Worrying new data shows it is claiming the lives of three people a day.
A report from the Australian Institute of Health and Welfare found 1119 people died from opioids in 2016, up from 591 deaths in 2006.
Hospitalisations for opioid poisoning increased 25 per cent, the report said.
The figures, released today, are a snapshot of the growing problem of addiction to legal opioids such as codeine and morphine, and illegal opioids.
Institute spokeswoman Lynelle Moon said there were grave concerns over misuse of prescription opioids.
People took more than the amount prescribed, used other people’s prescriptions or used prescribed medication for non-medical purposes.
“In the case of both deaths and hospitalisations, pharmaceutical opioids were more likely to be responsible than illegal opioids,” Dr Moon said.

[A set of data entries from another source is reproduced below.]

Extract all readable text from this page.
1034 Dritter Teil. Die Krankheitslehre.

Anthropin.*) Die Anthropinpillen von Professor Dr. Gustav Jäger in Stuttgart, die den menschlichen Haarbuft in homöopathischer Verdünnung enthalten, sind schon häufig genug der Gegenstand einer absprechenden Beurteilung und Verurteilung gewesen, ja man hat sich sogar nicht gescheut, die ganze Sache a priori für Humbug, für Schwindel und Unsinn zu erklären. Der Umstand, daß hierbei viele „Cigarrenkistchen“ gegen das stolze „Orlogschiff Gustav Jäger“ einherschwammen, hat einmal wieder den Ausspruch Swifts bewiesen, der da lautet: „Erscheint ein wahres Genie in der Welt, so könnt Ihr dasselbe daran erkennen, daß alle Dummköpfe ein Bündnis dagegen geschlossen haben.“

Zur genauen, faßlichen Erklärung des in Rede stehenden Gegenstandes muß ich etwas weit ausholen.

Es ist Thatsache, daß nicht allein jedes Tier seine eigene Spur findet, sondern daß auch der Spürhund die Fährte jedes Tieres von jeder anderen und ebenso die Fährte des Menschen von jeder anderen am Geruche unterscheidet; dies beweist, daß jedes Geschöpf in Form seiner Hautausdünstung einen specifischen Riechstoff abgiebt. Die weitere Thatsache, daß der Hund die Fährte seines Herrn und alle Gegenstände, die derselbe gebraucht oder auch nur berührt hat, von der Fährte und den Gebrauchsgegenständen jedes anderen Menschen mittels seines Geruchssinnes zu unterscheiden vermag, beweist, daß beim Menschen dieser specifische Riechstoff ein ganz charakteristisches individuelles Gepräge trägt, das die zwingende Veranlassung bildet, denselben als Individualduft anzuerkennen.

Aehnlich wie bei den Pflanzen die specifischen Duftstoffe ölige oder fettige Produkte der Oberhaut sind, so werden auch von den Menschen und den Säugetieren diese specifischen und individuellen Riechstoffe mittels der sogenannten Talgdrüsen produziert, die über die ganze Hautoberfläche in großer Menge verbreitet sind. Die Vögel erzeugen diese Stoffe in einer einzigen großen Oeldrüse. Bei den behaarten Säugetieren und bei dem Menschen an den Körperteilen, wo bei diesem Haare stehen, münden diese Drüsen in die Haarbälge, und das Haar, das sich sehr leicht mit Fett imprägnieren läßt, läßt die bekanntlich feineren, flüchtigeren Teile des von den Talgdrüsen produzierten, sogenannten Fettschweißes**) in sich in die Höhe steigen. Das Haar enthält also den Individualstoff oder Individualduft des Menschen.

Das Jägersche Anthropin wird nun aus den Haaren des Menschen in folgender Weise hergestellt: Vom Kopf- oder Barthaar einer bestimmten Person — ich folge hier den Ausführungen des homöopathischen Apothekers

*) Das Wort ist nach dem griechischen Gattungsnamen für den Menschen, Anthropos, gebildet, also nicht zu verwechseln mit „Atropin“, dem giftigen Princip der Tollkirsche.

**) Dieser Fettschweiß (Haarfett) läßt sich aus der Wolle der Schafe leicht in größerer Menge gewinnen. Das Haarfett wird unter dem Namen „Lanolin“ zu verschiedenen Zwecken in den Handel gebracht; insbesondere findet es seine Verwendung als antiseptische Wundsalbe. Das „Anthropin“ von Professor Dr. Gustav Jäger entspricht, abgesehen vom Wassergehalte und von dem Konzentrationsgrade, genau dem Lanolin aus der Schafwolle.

The report said 3.1 million people were given 15.4 million opioid prescriptions under the Pharmaceutical Benefits Scheme in the 2016-17 financial year.
Oxycodone was the most commonly dispensed prescription opioid, followed by codeine and tramadol.
About 715,000 people used pharmaceutical opioids for illicit or non-medical purposes in 2016-17, the report said.
Over the same period, about 40,000 people used heroin.
The findings come amid debate over the safe injecting room that opened in North Richmond on June 30.
The state government approved the centre in response to an increasing number of heroin-related deaths, mainly in public places in the streets off Victoria St.
The opposition has vowed to scrap the trial if they win the state election.
The institute’s report said the death toll from opioids was not as high as the heroin epidemic of the 1990s.
The 1119 opioid-related deaths in 2016 was the highest recorded since a peak of 1245 in 1999.
The report, Opioid harm in Australia and comparisons between Australia and Canada, examined opioid-related harm between the two countries.
It found Australia had a comparatively higher rate of heroin use.
Dr Moon said the report highlighted the increased harms associated with both pharmaceutical and illegal opioids and showed the benefits of international collaboration in tackling the problem.